In a kind of short dictionary drawn up by that writer and printed at the end of ‘Paris sous Philippe le Bel,’ edited by M. Geraud, our countryman tells us that, besides the usual homely textiles, costly cloth-of-gold webs were wrought by women; and very likely, among their other productions, were those blodbendes “cingula” the weaving of which had been forbidden to ankresses and nuns. Perhaps, also, some of the narrow gold-wrought ribbons in the South Kensington collection, nos. 1233, 1256, 1270, 8569, etc., may have been so employed.
John Garland’s “cingula” may also mean the rich girdles or sashes worn by women round the waist, of which there is one example in the same collection, no. 8571. Of this sort is that fine border, amber coloured silk and diapered, round a vestment found in a grave at Durham; which is described by Mr. Raine in his book about St. Cuthbert as “a thick lace, one inch and a quarter broad—evidently owing its origin, not to the needle, but to the loom.” In an after period the same bands are shown on statuary, and in the illuminated manuscripts of the thirteenth century: as instances of the narrow girdle, the effigy of a lady in Romney church, Hants and of Ann of Bohemia in Westminster abbey may be referred to; both to be found in Hollis’s monumental effigies of Great Britain; for the band about the head, the examples in the wood-cuts in Planchè’s British costumes, p. 116.
Specimens of such head bands may be seen at South Kensington, nos. 8569, 8583, 8584, and 8585.
They are, no doubt, the old snôd of the Anglo-saxon period. For ladies they were wrought of silk and gold; women of lower degree wore them of simpler stuff. The silken snood, used in our own time by young unmarried women in Scotland, is a truthful witness to the fashion in vogue during Anglo-saxon and later ages in this country.

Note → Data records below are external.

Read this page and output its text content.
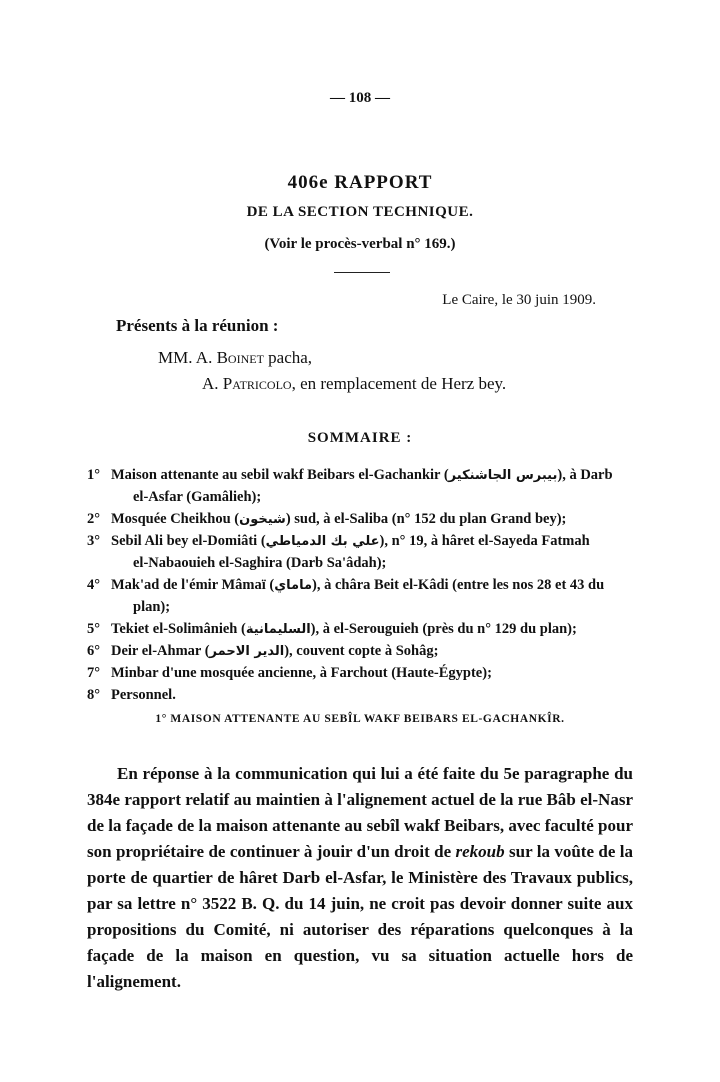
— 108 —
406e RAPPORT
DE LA SECTION TECHNIQUE.
(Voir le procès-verbal n° 169.)
Le Caire, le 30 juin 1909.
Présents à la réunion :
MM. A. Boinet pacha,
A. Patricolo, en remplacement de Herz bey.
SOMMAIRE :
1° Maison attenante au sebil wakf Beibars el-Gachankir (بيبرس الجاشنكير), à Darb
el-Asfar (Gamâlieh);
2° Mosquée Cheikhou (شيخون) sud, à el-Saliba (n° 152 du plan Grand bey);
3° Sebil Ali bey el-Domiâti (علي بك الدمياطي), n° 19, à hâret el-Sayeda Fatmah
el-Nabaouieh el-Saghira (Darb Sa'âdah);
4° Mak'ad de l'émir Mâmaï (ماماي), à châra Beit el-Kâdi (entre les nos 28 et 43 du
plan);
5° Tekiet el-Solimânieh (السليمانية), à el-Serouguieh (près du n° 129 du plan);
6° Deir el-Ahmar (الدير الاحمر), couvent copte à Sohâg;
7° Minbar d'une mosquée ancienne, à Farchout (Haute-Égypte);
8° Personnel.
1° MAISON ATTENANTE AU SEBÎL WAKF BEIBARS EL-GACHANKÎR.

En réponse à la communication qui lui a été faite du 5e paragraphe du 384e rapport relatif au maintien à l'alignement actuel de la rue Bâb el-Nasr de la façade de la maison attenante au sebîl wakf Beibars, avec faculté pour son propriétaire de continuer à jouir d'un droit de rekoub sur la voûte de la porte de quartier de hâret Darb el-Asfar, le Ministère des Travaux publics, par sa lettre n° 3522 B. Q. du 14 juin, ne croit pas devoir donner suite aux propositions du Comité, ni autoriser des réparations quelconques à la façade de la maison en question, vu sa situation actuelle hors de l'alignement.
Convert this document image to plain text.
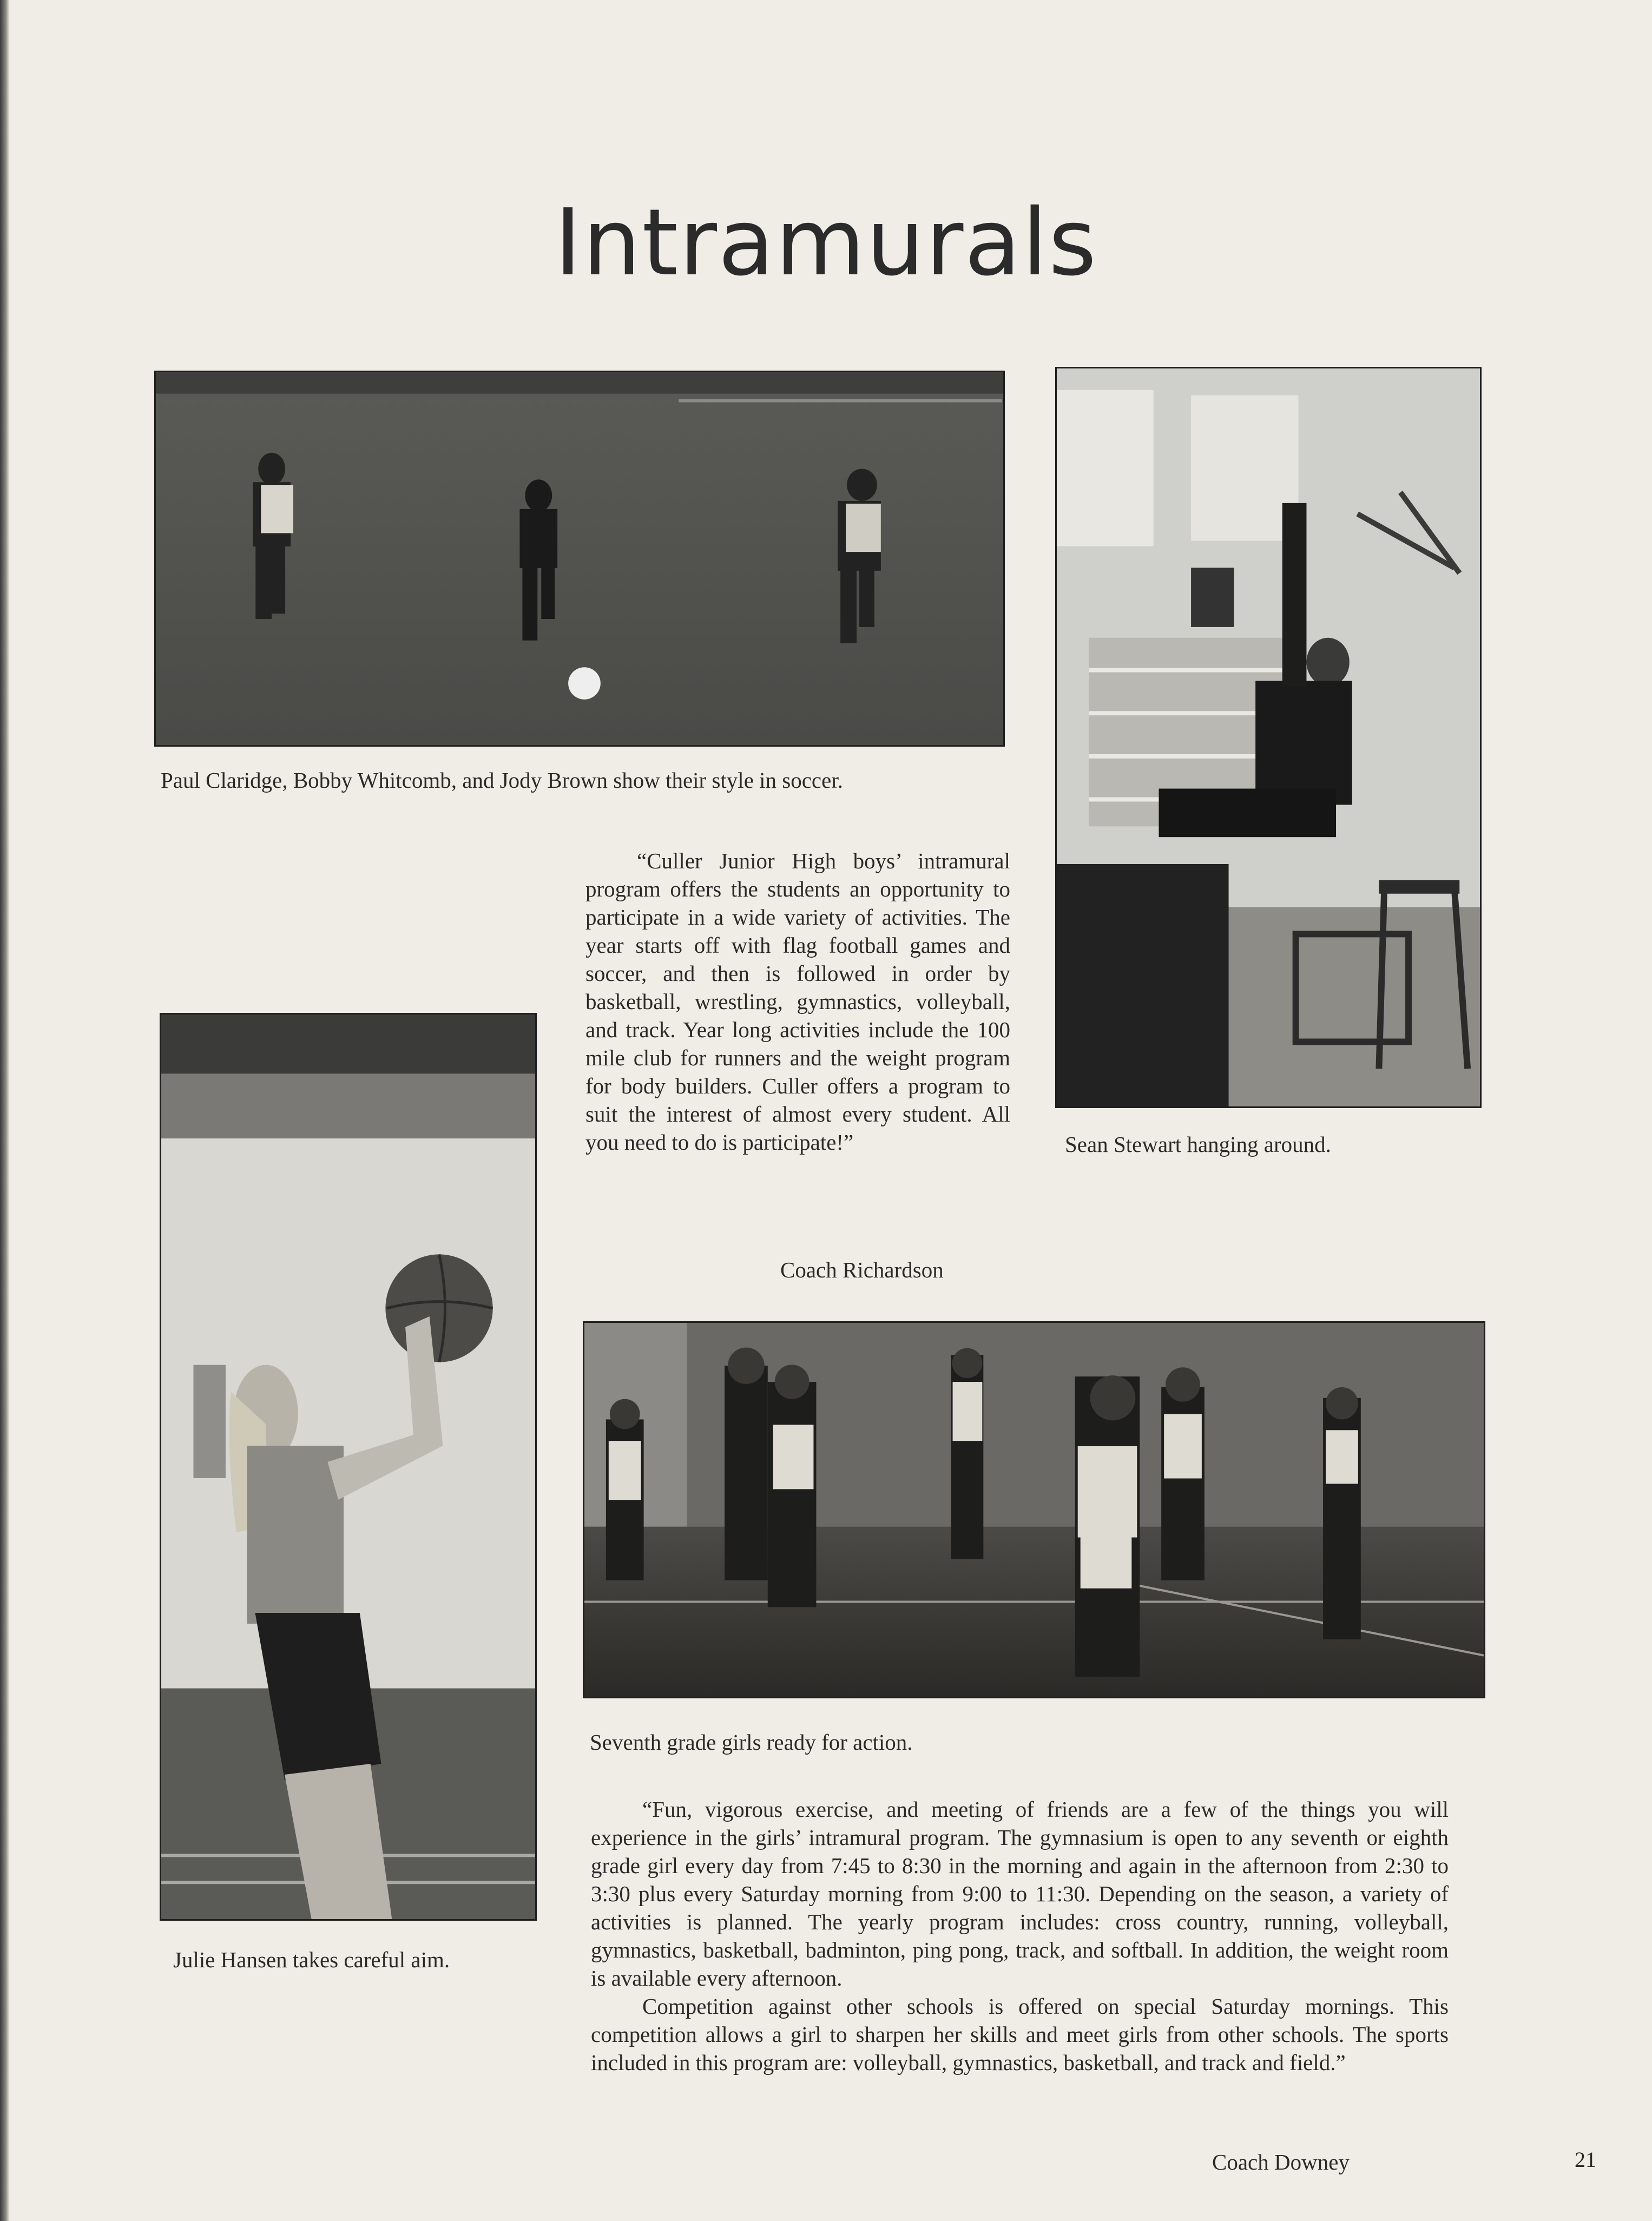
Intramurals
Paul Claridge, Bobby Whitcomb, and Jody Brown show their style in soccer.
Sean Stewart hanging around.
“Culler Junior High boys’ intramural program offers the students an opportunity to participate in a wide variety of activities. The year starts off with flag football games and soccer, and then is followed in order by basketball, wrestling, gymnastics, volleyball, and track. Year long activities include the 100 mile club for runners and the weight program for body builders. Culler offers a program to suit the interest of almost every student. All you need to do is participate!”
Coach Richardson
Julie Hansen takes careful aim.
Seventh grade girls ready for action.

“Fun, vigorous exercise, and meeting of friends are a few of the things you will experience in the girls’ intramural program. The gymnasium is open to any seventh or eighth grade girl every day from 7:45 to 8:30 in the morning and again in the afternoon from 2:30 to 3:30 plus every Saturday morning from 9:00 to 11:30. Depending on the season, a variety of activities is planned. The yearly program includes: cross country, running, volleyball, gymnastics, basketball, badminton, ping pong, track, and softball. In addition, the weight room is available every afternoon.

Competition against other schools is offered on special Saturday mornings. This competition allows a girl to sharpen her skills and meet girls from other schools. The sports included in this program are: volleyball, gymnastics, basketball, and track and field.”

Coach Downey	21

The breeding of the worm and the manufacture of its silk spread themselves with steady though slow steps over most of the countries which border on the shores of the Mediterranean; so that, by the tenth century, those processes had reached from the far east to the uttermost western limits of that sea. Even then, and a long time after, the natural history of the silkworm became known but to a very few. Our countryman Alexander Neckham, abbot of Cirencester A. D. 1213, was probably the first who tried to help others to understand the habits of the insect: his brief explanation may be found in his once popular book ‘De natura rerum,’ which has been lately reprinted by order of the Master of the Rolls.
Indian woman reeling silk from a wheel.
CHAPTER III.
Of the several raw materials which from the earliest periods have been employed in weaving, though not in such frequency as silk, one is gold: which, when judiciously brought in, adds not a barbaric but artistical richness.